The same can be said for the author's contention that certain markings (for instance, a cross on the heart line) can indicate the loss or death of a loved one. More viable, and certainly more productive, an interpretation of the marking in question might be that some emotional check is holding the subject back from full expression or realization of his feelings. The first reading (the prediction of death or loss) promotes only terror and the second takes a step in the direction of self-knowledge and growth.

Other complaints might concern Hansen's reference to "displaced mounts" and her contention that a mount not placed squarely beneath its corresponding finger indicates the energies of that finger are twisting away from the area where they belong. Other research indicates the natural placement of a mount is under and slightly to the side of the finger. Her correlation of the Girdle of Venus to heart and root chakras is intriguing but garbled, and her description of the attributes of the finger phalanges seems hers alone, underived from tradition or current research. For example, she relates the bottom phalange of Saturn to eccentricity, innovation, humanitarianism, and brotherly love, ignoring the established interpretations of closeness to the land, solid moral foundation, and traditionalism. She offers no comment or explanation for her deviations from accepted views.
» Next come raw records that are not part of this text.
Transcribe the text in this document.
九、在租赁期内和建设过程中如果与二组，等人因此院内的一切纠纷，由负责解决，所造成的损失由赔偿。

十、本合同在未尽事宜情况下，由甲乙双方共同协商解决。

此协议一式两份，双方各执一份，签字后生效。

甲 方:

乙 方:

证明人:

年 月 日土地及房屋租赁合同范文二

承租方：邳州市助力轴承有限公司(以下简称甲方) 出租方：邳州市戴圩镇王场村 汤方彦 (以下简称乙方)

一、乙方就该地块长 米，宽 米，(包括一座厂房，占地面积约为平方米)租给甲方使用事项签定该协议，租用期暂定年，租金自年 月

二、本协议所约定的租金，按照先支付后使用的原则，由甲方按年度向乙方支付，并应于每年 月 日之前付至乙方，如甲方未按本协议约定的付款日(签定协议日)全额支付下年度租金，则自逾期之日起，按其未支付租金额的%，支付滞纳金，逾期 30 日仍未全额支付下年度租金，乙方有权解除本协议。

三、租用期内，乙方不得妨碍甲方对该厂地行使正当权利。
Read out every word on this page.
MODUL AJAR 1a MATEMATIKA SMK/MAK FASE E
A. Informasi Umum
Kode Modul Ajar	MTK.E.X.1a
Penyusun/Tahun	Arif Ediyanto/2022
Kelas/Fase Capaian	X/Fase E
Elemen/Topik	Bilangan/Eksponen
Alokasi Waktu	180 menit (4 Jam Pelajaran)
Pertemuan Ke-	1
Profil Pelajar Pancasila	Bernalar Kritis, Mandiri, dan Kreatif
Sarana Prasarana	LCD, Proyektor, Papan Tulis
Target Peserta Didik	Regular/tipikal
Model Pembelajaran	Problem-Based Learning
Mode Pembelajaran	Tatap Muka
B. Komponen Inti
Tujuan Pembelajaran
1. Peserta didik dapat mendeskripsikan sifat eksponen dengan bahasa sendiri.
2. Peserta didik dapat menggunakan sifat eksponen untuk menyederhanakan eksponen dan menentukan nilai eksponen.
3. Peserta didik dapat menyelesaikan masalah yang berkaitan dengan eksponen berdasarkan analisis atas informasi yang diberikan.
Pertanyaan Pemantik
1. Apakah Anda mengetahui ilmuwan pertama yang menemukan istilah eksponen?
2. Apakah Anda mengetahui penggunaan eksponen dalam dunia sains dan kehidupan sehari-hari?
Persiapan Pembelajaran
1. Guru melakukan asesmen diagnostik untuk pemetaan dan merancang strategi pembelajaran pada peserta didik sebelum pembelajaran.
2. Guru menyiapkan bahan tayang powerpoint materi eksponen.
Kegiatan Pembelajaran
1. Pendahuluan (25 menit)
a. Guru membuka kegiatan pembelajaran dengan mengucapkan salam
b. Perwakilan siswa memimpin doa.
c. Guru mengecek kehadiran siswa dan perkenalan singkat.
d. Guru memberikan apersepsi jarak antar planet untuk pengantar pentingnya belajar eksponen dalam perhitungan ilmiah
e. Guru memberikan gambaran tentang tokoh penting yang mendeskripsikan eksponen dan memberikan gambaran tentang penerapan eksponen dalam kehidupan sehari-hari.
Apart from these few departures, Hansen's palmistry is well-researched and clearly derived from modern leaders in the field: Beryl Hutchinson, Judith Hipskind, Julius Spier, Noel Jacquin with strains of Hindu and Chinese hand-reading adding to the richness and the picture. This strong and varied background, coupled with her own creative, individualistic approach to palmistry, makes for a book well worth reading and one that may provoke the palmistry student to consider a more holistic approach to his or her own studies.